Null Arbeitsweg, freiere Zeiteinteilung, kein Dresscode: Die neue Normalität im Homeoffice erscheint auf den ersten Blick verlockend. Doch ist sie das auch in finanzieller Hinsicht? Es macht eben doch einen Unterschied, ob das Zuhause tagsüber verlassen oder bewohnt ist. Stromkosten, Wasserkosten, Heizkosten werden deutlich steigen. Hinzu kommen Anschaffungen, die für die Arbeit erforderlich sind. Nur selten sehen der Arbeitsvertrag oder eine Betriebsvereinbarung die Erstattung solcher Ausgaben durch den Arbeitgeber vor.
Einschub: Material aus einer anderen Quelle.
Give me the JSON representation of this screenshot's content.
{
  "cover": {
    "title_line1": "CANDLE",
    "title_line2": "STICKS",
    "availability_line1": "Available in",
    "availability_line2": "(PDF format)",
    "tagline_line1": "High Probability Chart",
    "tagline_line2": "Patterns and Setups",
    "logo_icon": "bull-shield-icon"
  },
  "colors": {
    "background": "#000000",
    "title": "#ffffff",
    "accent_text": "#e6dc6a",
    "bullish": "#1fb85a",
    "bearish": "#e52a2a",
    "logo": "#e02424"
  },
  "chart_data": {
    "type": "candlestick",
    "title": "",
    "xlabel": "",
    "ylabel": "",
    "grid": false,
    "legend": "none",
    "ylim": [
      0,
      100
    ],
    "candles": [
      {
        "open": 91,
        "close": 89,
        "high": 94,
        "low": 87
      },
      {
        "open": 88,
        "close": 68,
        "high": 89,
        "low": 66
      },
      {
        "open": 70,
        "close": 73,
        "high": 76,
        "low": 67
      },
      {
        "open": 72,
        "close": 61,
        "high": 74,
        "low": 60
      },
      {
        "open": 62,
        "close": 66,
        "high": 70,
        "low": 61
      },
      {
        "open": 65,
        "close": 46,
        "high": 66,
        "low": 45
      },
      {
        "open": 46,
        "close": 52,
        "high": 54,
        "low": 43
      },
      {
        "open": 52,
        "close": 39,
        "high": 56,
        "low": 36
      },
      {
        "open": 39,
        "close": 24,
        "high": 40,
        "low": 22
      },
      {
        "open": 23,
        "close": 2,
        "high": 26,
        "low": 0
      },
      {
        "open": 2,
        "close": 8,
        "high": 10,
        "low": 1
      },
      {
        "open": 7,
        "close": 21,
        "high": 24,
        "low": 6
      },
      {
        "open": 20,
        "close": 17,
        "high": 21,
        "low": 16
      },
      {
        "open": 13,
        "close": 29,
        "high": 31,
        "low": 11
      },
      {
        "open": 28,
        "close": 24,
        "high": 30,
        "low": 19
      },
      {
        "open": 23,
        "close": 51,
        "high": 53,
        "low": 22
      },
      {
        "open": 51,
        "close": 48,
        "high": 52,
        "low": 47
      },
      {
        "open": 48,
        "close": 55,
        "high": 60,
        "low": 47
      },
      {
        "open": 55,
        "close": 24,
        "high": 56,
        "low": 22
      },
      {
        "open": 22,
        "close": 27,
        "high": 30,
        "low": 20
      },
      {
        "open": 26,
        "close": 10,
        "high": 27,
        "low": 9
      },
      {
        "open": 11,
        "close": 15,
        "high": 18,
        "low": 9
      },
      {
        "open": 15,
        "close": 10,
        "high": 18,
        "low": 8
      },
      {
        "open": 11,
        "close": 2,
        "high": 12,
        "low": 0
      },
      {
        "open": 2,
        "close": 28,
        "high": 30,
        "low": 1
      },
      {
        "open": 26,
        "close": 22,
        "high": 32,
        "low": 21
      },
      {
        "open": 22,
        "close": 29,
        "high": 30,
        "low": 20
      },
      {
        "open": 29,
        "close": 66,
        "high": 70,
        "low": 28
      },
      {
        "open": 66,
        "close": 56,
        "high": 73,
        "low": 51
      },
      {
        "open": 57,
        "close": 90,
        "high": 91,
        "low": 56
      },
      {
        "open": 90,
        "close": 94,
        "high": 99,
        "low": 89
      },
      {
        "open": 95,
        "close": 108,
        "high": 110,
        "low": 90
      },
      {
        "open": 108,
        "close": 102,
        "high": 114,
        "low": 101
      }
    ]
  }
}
So lassen sich Kosten, die im Zusammenhang mit dem Homeoffice entstehen, wenigstens zum Teil über die Steuererklärung zurückholen.
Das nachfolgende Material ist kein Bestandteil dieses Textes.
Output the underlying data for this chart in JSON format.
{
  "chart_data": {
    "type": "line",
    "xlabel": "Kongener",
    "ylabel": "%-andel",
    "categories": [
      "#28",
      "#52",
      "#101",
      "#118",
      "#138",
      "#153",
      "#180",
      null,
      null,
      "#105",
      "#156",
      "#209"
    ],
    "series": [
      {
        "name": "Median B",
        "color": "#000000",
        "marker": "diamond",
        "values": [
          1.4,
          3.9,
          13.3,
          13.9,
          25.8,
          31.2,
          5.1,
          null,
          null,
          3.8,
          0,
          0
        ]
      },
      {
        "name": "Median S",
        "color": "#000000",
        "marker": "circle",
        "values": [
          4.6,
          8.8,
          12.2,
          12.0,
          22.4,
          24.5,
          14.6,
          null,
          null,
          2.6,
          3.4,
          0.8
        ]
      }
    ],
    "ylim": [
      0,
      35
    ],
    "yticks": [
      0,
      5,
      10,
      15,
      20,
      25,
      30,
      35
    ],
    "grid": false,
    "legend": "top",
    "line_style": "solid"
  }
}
Fifty-fifty ist fürs Finanzamt okay
Die gute Nachricht: Alle Arbeitsmittel, die der Erledigung beruflicher Aufgaben im Homeoffice dienen, können Sie prinzipiell als Werbungskosten von der Steuer absetzen. Dazu gehören beispielsweise Computer, Software, Smartphone, Drucker, Druckerpapier, Headset, der Schreibtisch und Schreibmaterial. Entscheidend ist allerdings, in welchem Umfang die berufliche Nutzung erfolgt. Wird ein Arbeitsmittel zu mehr als 90 Prozent für den Job verwendet, kann der komplette Anschaffungspreis steuerlich geltend gemacht werden. Beträgt der Netto-Preis mehr als 800 Euro, werden die Ausgaben über mehrere Jahre verteilt. In diesem Fall ist die jeweilige Jahresrate als Werbungskosten abziehbar. Wer ein Arbeitsmittel zu weniger als zehn Prozent für den Beruf braucht, kann dieses gar nicht absetzen. Und liegt der berufliche Nutzungsanteil zwischen zehn und 90 Prozent, werden die Kosten zwischen privater und beruflicher Nutzung entsprechend aufgeteilt. Bei einigen Arbeitsmitteln gelten für den beruflichen Anteil Pauschalen. Für den Internet- und Telefonanschluss können 20 Prozent der Ausgaben ohne Einzelnachweis abgesetzt werden, höchstens jedoch 20 Euro im Monat. Beim Computer ist sogar eine pauschale 50-50-Teilung möglich. Wer mehr geltend machen will, muss die berufliche Nutzung im Detail nachweisen.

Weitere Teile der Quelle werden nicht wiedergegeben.